Hurricane Matthew has hit western Haiti with 145 mile-per-hour (230 kph) winds, killing at least one person and damaging homes.
Residents of coastal areas in Haiti and Jamaica had been urged to evacuate their homes before the eye of the Category 4 storm made landfall near Les Anglais at 1100 GMT. Matthew is the strongest storm to hit the region since 2007.
About one metre of rain is forecast to fall over denuded hills prone to flash floods and mudslides, threatening villages as well as shanty towns in the capital Port-au-Prince, where heavy rain fell overnight.
"We are very worried by the situation," Haitian Interior Minister Francois Anick Joseph said at an operations centre in Port-au-Prince, adding that 1,300 shelters had been set up, with the capacity to hold 340,000 people.

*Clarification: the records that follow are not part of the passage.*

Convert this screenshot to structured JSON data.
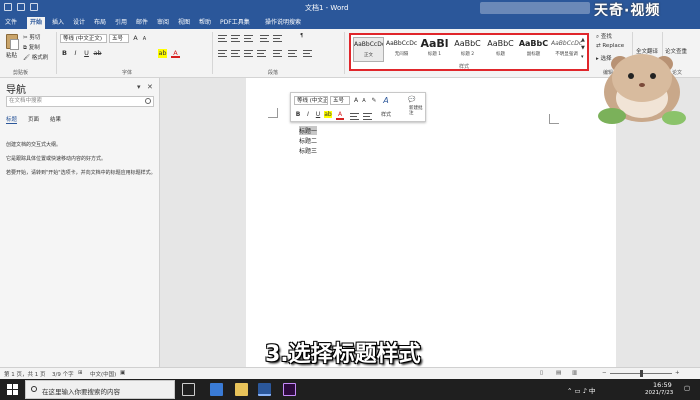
{
  "window": {
    "title": "文档1 - Word",
    "watermark": "天奇·视频"
  },
  "tabs": [
    "文件",
    "开始",
    "插入",
    "设计",
    "布局",
    "引用",
    "邮件",
    "审阅",
    "视图",
    "帮助",
    "PDF工具集",
    "操作说明搜索"
  ],
  "ribbon": {
    "clipboard": {
      "paste": "粘贴",
      "cut": "剪切",
      "copy": "复制",
      "format_painter": "格式刷",
      "group": "剪贴板"
    },
    "font": {
      "font_name": "等线 (中文正文)",
      "font_size": "五号",
      "group": "字体",
      "bold": "B",
      "italic": "I",
      "underline": "U",
      "grow": "A",
      "shrink": "A",
      "font_color": "A",
      "highlight": "ab"
    },
    "paragraph": {
      "group": "段落"
    },
    "styles": {
      "group": "样式",
      "items": [
        {
          "sample": "AaBbCcDc",
          "name": "正文"
        },
        {
          "sample": "AaBbCcDc",
          "name": "无间隔"
        },
        {
          "sample": "AaBl",
          "name": "标题 1"
        },
        {
          "sample": "AaBbC",
          "name": "标题 2"
        },
        {
          "sample": "AaBbC",
          "name": "标题"
        },
        {
          "sample": "AaBbC",
          "name": "副标题"
        },
        {
          "sample": "AaBbCcDc",
          "name": "不明显强调"
        }
      ]
    },
    "editing": {
      "find": "查找",
      "replace": "Replace",
      "select": "选择",
      "group": "编辑"
    },
    "extras": {
      "full_translate": "全文翻译",
      "full_translate_group": "翻译",
      "paper_check": "论文查重",
      "paper_group": "论文"
    }
  },
  "nav": {
    "title": "导航",
    "search_placeholder": "在文档中搜索",
    "tabs": [
      "标题",
      "页面",
      "结果"
    ],
    "messages": [
      "创建文档的交互式大纲。",
      "它是跟踪具体位置或快速移动内容的好方式。",
      "若要开始，请转到\"开始\"选项卡，并向文档中的标题应用标题样式。"
    ]
  },
  "mini_toolbar": {
    "font_name": "等线 (中文正",
    "font_size": "五号",
    "grow": "A",
    "shrink": "A",
    "styles": "样式",
    "new_comment": "新建批注",
    "bold": "B",
    "italic": "I",
    "underline": "U",
    "font_color": "A",
    "highlight": "ab"
  },
  "document": {
    "lines": [
      "标题一",
      "标题二",
      "标题三"
    ]
  },
  "caption": "3.选择标题样式",
  "status": {
    "page": "第 1 页，共 1 页",
    "words": "3/9 个字",
    "language": "中文(中国)",
    "zoom_level": 0.5
  },
  "taskbar": {
    "search_placeholder": "在这里输入你要搜索的内容",
    "time": "16:59",
    "date": "2021/7/23"
  },
  "colors": {
    "accent": "#2b579a",
    "highlight_box": "#e0262b",
    "font_color": "#d62020",
    "highlight_color": "#ffff00"
  }
}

Some 2,000 people refused to leave their seaside homes in the coastal town of La Savanne and the government was ready to use force if needed, Joseph said.
Poor Haitians are often reluctant to leave home in the face of storms, fearing their few belongings will be stolen.

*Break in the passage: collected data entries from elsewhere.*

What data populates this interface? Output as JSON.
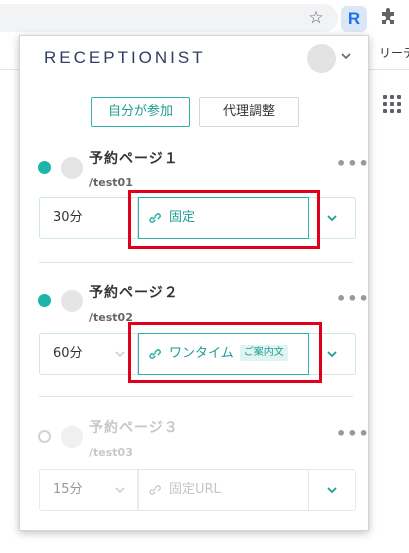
{
  "browser": {
    "extension_label": "R",
    "bookmark_item": "リーディ"
  },
  "popup": {
    "logo": {
      "part1": "RECEPTIONIST",
      "part2": ""
    },
    "tabs": [
      {
        "label": "自分が参加",
        "active": true
      },
      {
        "label": "代理調整",
        "active": false
      }
    ],
    "pages": [
      {
        "title": "予約ページ１",
        "slug": "/test01",
        "enabled": true,
        "duration": "30分",
        "link_type": "固定",
        "badge": "",
        "more": "•••"
      },
      {
        "title": "予約ページ２",
        "slug": "/test02",
        "enabled": true,
        "duration": "60分",
        "link_type": "ワンタイム",
        "badge": "ご案内文",
        "more": "•••"
      },
      {
        "title": "予約ページ３",
        "slug": "/test03",
        "enabled": false,
        "duration": "15分",
        "link_type": "固定URL",
        "badge": "",
        "more": "•••"
      }
    ]
  },
  "colors": {
    "accent": "#2bb3a7",
    "highlight": "#e0001b"
  }
}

The cyclone comes at a bad time for Haiti, where tens of thousands of people still live in tents after a 2010 earthquake that killed upwards of 200,000 people.
Cholera introduced by UN peacekeepers is expected to rise in the October rainy season, and the country was due to hold a long-delayed presidential election on Oct. 9.
The office of Interim President Jocelerme Privert said there was no change to the election date.
Jamaica and Cuba brace for distaster
In Kingston, Jamaica, major roads and waterways flooded as the first bands from Matthew lashed the island.
Cars stalled as rain-drenched drivers tried to push vehicles through streets that flooded within minutes after the downpour started.
3 Miles just now after 20 mins of rain! #Flooding #HurricaneMatthew #Kingston #Jamaica pic.twitter.com/Vl8JtfiPLi
— Maleek Powell (@MaleekPowell) October 2, 2016
Kingston residents stocked up on canned food, water and batteries, while banks and offices boarded their windows.
Fishermen were told not to go to sea.
Flights in Cuba were suspended on Sunday with residents queuing up in long lines for supplies.
President Raul Castro traveled to the southeastern city of Santiago to oversee emergency operations just hours before the hurricane was due to hit.
"This is a hurricane that is necessary to prepare for as if it were twice as powerful as Sandy," the Cuban leader said, referring to the mega storm that hit with massive destructive force in 2012.